"The Seed" satirizes influencers in name of gross, goopy cosmic-horror fun

The Seed (2022)

A lit girls' weekend gets weird and squishy following a meteor shower in “The Seed,” a satirical cosmic horror B-movie that gets its sick kicks out of pawning fake-famous influencers. Even if 91 minutes starts to be a stretch for a straightforward “Invasion of the Hot Body Snatchers,” British writer-director Sam Walker’s feature debut entertains nonetheless. If you’re down for some grotesquely goopy (and tactile) practical effects this side of Brian Yuzna’s bonkers, jaw-droppingly icky social satire “Society,” “The Seed” is gross fun.


Longtime girlfriends Deidre (Lucy Martin), a vapid social-media model, and Charlotte (Chelsea Edge), an anti-social media granola-cruncher, join yogi Heather (Sophie Vavasseur) at her daddy’s luxury house for a chill weekend of tequila shots and weed in the Mojave Desert. Deidre plans on posting a photoshoot by the pool, and in seven hours, there will be a once-in-a-lifetime meteor shower just in time to live stream. As the shooting-star event is underway, something falls from the sky and into the pool. It’s a foul-smelling creature, and the girls think it’s an armadillo or a slimy bear. What happens next will be much worse than their phones glitching and turning off. It’s true, Earth girls really are easy.


“I love the pet store, but I really needed a couple of days off,” says a high-by-the-pool Charlotte, the only one with a nine-to-five job. Before these characters largely become meat puppets, Walker does allow us to have a little time with these girls. There are very tiny shreds of what this trio’s relationship used to be like, and seemingly as a throwaway, it’s established that Deidre and Heather clearly have insecurities when it comes to their love lives (but they'll reach climax sooner than they think). Lucy Martin runs with her two-dimensional role as the acerbic, annoyingly narcissistic Deidre, while there’s something endearingly dippy about Sophie Vavasseur’s in-betweener Heather. Then there’s Chelsea Edge, bringing a welcome individuality to Charlotte, clearly our tough final girl. 
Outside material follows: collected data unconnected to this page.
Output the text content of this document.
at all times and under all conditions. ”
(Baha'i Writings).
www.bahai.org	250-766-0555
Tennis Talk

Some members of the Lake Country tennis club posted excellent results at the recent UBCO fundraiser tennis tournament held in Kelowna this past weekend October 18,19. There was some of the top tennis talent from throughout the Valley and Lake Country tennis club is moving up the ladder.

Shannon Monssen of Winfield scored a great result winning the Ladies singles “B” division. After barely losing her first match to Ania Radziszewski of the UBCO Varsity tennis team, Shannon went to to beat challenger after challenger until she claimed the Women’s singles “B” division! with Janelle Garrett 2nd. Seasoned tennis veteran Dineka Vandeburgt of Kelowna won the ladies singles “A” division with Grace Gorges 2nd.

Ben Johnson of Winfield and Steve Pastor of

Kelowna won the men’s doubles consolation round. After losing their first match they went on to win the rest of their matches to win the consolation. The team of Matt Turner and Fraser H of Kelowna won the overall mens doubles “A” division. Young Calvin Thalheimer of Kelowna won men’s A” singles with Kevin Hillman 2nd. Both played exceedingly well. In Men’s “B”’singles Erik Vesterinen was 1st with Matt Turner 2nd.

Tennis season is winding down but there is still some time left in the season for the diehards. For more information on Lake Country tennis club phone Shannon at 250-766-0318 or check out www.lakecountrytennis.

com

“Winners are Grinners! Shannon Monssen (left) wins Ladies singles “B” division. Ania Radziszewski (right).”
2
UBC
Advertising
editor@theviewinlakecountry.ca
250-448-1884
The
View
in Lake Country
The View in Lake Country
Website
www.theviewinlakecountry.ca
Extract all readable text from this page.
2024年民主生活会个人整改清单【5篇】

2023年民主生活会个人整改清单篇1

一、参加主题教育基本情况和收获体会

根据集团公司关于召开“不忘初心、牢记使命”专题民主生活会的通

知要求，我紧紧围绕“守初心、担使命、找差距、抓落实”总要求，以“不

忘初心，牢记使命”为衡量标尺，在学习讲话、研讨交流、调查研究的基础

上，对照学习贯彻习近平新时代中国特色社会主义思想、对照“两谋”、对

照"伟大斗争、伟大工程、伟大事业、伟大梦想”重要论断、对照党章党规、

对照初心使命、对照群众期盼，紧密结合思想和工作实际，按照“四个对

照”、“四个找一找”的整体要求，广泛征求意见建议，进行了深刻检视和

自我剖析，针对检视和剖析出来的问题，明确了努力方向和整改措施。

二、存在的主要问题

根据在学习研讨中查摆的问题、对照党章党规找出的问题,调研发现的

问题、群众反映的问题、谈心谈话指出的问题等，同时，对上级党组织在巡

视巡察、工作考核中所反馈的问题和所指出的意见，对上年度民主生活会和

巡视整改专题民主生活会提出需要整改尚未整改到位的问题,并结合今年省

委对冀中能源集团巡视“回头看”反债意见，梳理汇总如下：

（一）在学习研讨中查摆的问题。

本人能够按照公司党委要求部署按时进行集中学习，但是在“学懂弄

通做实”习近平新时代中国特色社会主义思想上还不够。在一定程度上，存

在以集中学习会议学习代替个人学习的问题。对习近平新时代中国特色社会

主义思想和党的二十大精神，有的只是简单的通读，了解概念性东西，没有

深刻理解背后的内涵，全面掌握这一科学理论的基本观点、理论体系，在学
“The Seed” is mean, strange, creepy at times, and more than a little campy. Once Deidre and Heather go beyond the point of no return and feel “amazing,” the actresses really go for it with a fearless lack of vanity, whether it’s oozing black goo from their mouths, quickly slurping up spaghetti, or eating raw eggs (shell and all). The creature effects are lovingly crafted, tangible, and suitably slimy, making the "armadillo" look like an adorable crying baby one minute and an all-powerful alien boss the next (especially when it's given the master bedroom). The film won’t throw viewers into the psychedelic ecstasy that it does for its manipulated characters, but it surely works as a nifty showcase for naked flesh submerged in alien skin and tentacles. Disgusting an audience is one thing, but disgusting them in the name of fun is something "The Seed" does modestly well on a budget. 


Grade: B -


Shudder is releasing “The Seed” (91 min.) to its streaming service on March 10, 2022.